Rien que de penser que sa couleur de cheveux et de peau ne se démarquerait pas était apaisant. Avec un tel manque d’uniformité en ce qui concernait l’apparence des gens, ses cheveux et ses yeux noirs ne poseraient pas de problème.

« Bon, il est temps de trouver de nouveaux vêtements… », chuchota Ryoma à lui-même, quand soudain son estomac vide poussa un grognement méprisant.

Il avait été convoqué dans ce monde alors qu’il allait déjeuner, il n’avait donc pas encore mangé, et après cela, il avait tellement cherché à s’échapper qu’il avait oublié sa faim.

Il n’y a pas moyen d’y retourner, alors je vais me concentrer sur la recherche de vêtements pour l’instant.

Rien qu’en pensant au bento qu’il avait laissé dans la salle d’invocation, Ryoma saliva de façon incontrôlable. Il lui faudra cependant acheter de nouveaux vêtements tout en ayant son estomac vide. Plus il resterait longtemps dans cette armure, plus il risquerait de se faire prendre.

Se frottant le ventre alors qu’il grondait d’insatisfaction, Ryoma accéléra son pas. Alors qu’il marchait dans la rue principale, il regarda autour de lui et son regard fut attiré par un insigne avec le dessin d’une robe dessus.

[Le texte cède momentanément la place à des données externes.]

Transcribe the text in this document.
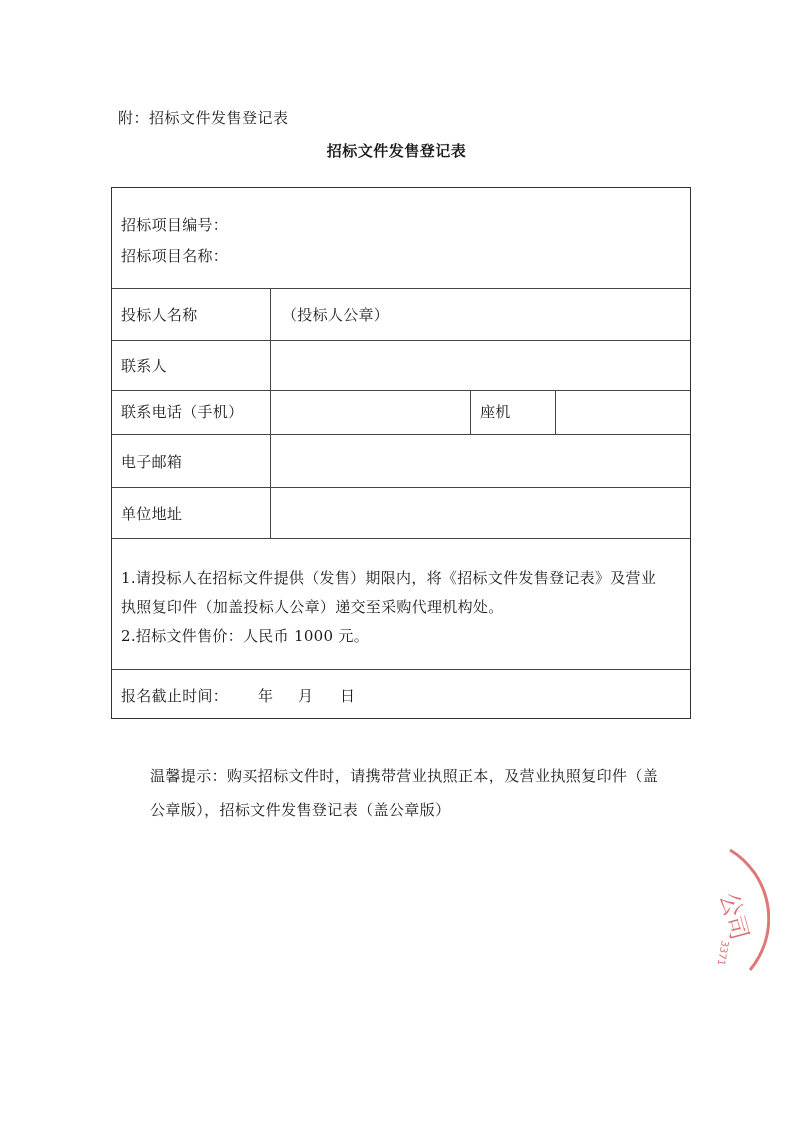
附：招标文件发售登记表
招标文件发售登记表
招标项目编号：
招标项目名称：
投标人名称	（投标人公章）
联系人
联系电话（手机）	座机
电子邮箱
单位地址

1.请投标人在招标文件提供（发售）期限内，将《招标文件发售登记表》及营业

执照复印件（加盖投标人公章）递交至采购代理机构处。

2.招标文件售价：人民币 1000 元。

报名截止时间： 年 月 日
温馨提示：购买招标文件时，请携带营业执照正本，及营业执照复印件（盖
公章版），招标文件发售登记表（盖公章版）
公司
3371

Ce jour-là, un client étrange visita le magasin de Meg Resta. Il devait être environ deux heures de l’après-midi quand il entra.

« Bienvenue ! »

Meg salua le client avec sa voix habituelle très appréciée, mais avait ensuite vu que le client était un homme vêtu de l’armure de soldat. Bien sûr, les gens qui venaient faire leurs achats vêtus d’une armure n’étaient pas si inhabituels, mais un soldat qui entrait dans le magasin en armure était rare. Contrairement aux aventuriers et aux mercenaires, les soldats allaient souvent faire leurs courses en civil.

Peut-être est-il ici pour une autre raison ?

C’était ce que Meg pensait, naturellement, mais à en juger par la façon dont le soldat examinait les tenues exposées, il semblait certainement intéressé par le shopping.

« Cherchez-vous quelque chose ? Voulez-vous que je vous aide à trouver ce que vous désirez ? »

Meg avait réussi à trouver le courage pour le lui demander, malgré le regard méfiant du soldat.

Mais comme pour se moquer de sa détermination, l’homme répondit d’une voix trop ordinaire.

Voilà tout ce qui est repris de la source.